Le groupe armé M23 poursuit son avancée dans l’Est de la République démocratique du Congo (RDC), accentuant la pression sur Goma, capitale provinciale du Nord-Kivu. Avec plus d’un million d’habitants, la ville est désormais presque encerclée, tandis que les affrontements entre rebelles et forces gouvernementales plongent la région dans une crise humanitaire alarmante.
Une progression militaire facilitée par des soutiens extérieurs
Le M23, bénéficiant selon plusieurs rapports de l’appui militaire du Rwanda, continue de déstabiliser la région. Après avoir pris le contrôle de Minova, un carrefour stratégique à une cinquantaine de kilomètres de Goma, les rebelles se rapprochent encore davantage de la ville. Ce soutien présumé du Rwanda, malgré ses dénégations, confère au M23 un avantage décisif, notamment grâce à l’utilisation d’équipements militaires avancés.

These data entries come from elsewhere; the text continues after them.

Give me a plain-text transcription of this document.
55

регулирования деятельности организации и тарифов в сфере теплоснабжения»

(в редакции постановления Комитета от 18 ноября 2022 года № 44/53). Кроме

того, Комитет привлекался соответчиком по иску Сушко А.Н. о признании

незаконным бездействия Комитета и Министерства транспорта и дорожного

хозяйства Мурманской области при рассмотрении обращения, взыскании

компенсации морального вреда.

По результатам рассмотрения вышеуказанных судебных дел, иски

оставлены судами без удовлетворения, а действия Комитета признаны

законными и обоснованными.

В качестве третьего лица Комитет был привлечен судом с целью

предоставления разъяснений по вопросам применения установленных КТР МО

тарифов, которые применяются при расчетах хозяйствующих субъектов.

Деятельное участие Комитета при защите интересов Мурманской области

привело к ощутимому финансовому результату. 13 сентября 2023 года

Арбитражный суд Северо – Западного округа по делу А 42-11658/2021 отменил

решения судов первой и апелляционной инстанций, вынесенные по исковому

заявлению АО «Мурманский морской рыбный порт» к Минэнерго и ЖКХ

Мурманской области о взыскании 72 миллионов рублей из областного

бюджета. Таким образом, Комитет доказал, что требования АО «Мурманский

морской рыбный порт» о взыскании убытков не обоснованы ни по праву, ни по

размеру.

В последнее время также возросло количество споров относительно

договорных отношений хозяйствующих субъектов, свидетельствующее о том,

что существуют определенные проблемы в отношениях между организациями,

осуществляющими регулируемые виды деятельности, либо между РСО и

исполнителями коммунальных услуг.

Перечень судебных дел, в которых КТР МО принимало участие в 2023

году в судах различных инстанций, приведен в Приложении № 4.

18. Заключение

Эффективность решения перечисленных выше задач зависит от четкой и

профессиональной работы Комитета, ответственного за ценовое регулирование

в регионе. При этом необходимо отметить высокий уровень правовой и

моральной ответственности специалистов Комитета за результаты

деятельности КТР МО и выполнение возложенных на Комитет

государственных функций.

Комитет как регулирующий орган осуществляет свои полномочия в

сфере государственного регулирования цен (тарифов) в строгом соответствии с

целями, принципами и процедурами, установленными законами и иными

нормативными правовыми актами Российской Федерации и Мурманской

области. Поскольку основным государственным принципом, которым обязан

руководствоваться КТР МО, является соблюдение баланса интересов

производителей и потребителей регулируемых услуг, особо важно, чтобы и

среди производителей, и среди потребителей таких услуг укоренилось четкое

Selon un rapport de l’ONU, entre 3 000 et 4 000 soldats rwandais combattraient aux côtés du M23, avec une influence directe sur ses opérations. Ce lien alimente les tensions diplomatiques entre Kinshasa et Kigali, tandis que les FARDC peinent à contenir les avancées des rebelles.
Une crise humanitaire aux proportions dramatiques
Les combats intensifiés ont provoqué une nouvelle vague de déplacements massifs. Depuis janvier, plus de 237 000 personnes ont fui les violences, selon les Nations Unies. À Minova, les affrontements ont chassé près de 178 000 habitants en l’espace de deux semaines, aggravant une situation déjà critique dans cette région en proie à l’instabilité depuis des décennies.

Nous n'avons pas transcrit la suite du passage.